Let's say we have $n$ urns (numbered $1$ through $n$) and the first $k$ urns have a ball in them (for some $k$ unknown to us) and the remaining urns are empty. Our goal is to determine $k$ by looking into as few urns as possible.
One method would be to use a binary search - look into the urn with index $\left\lfloor \frac{n}{2}\right\rfloor$ and rule out about one half of the urns depending on whether that urn was empty or not, then repeat the process on the remaining half. This allows us to find $k$ in at most $\left\lfloor \log_2(n)\right\rfloor+1$ steps.
The problem is that even in the best case we need $\left\lfloor \log_2(n)\right\rfloor$ steps to find $k$: The only way to save a step is when we're left with only two urns and the one with the lower index is empty, then the other urn must also be empty.
My question is: Is there a way to find $k$ in fewer steps on average than with binary search, if we assume that $k$ is chosen uniformly at random?

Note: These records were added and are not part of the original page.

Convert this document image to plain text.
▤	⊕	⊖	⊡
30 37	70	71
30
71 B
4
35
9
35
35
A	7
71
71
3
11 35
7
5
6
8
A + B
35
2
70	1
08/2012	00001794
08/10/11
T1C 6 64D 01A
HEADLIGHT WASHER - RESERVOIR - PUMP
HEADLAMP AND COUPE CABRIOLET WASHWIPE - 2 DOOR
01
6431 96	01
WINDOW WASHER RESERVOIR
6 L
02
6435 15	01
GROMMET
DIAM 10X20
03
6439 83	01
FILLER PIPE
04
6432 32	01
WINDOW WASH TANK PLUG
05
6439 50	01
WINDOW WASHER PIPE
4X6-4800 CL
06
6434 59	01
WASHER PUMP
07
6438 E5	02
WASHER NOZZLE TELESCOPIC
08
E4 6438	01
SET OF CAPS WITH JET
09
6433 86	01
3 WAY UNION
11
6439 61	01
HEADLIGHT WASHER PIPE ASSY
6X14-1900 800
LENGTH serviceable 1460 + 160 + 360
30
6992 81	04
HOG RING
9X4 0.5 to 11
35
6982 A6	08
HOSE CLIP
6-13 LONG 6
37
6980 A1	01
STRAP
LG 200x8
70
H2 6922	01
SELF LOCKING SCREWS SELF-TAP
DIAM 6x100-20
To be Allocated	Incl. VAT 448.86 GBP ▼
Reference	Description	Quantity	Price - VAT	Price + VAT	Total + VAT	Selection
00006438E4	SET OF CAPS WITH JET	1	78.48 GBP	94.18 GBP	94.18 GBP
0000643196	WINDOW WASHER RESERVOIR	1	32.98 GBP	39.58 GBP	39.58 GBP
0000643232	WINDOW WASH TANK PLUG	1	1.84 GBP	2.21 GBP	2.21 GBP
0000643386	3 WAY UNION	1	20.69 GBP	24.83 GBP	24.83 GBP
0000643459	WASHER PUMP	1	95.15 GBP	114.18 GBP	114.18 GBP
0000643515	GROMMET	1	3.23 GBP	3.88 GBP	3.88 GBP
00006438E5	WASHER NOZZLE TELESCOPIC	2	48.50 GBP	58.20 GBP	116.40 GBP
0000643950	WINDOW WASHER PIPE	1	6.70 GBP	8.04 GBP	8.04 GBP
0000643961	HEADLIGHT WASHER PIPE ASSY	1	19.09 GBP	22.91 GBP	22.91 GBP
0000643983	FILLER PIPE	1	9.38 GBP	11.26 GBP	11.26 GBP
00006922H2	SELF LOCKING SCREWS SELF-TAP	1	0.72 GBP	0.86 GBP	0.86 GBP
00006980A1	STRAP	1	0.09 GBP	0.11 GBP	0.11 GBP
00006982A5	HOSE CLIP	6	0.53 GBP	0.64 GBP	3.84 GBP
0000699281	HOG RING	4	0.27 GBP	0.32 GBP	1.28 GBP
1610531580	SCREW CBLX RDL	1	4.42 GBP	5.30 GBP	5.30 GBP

If not, then what if instead $k$ was chosen according to a probability distribution that we had prior knowledge of, could we exploit that to do better on average?
Thanks in advance for any help!
If $k$ is chosen uniformly at random, you can’t do better than binary search, since the binary entropy of $k$ is $\log_2n$ and you can’t determine its value with fewer answers to binary questions (i.e. bits) than that.
If $k$ is chosen according to some other known distribution, generally speaking the optimal algorithm is binary search on the distribution, i.e. in each step choose an urn that divides the remaining sum of probabilities as evenly as possible between the two possible outcomes.
It’s not always optimal to follow this prescription precisely, since there are cases where allowing for a small additional imbalance in one step allows you to avoid a larger imbalance in future steps. For example, if the remaining probabilities are very close to $\frac15,\frac15,\frac15,\frac15,\frac1{10},\frac1{10}$, you’d want to include the $\frac15$ in the middle in the second half, since that would allow you to divide exactly evenly in the next step, whereas if you include it in the first half the first half can’t be divided evenly. So if you want to find the precise optimal strategy you might have to do some further optimization using dynamic programming; but always dividing the sum as evenly as possible will be close to optimal.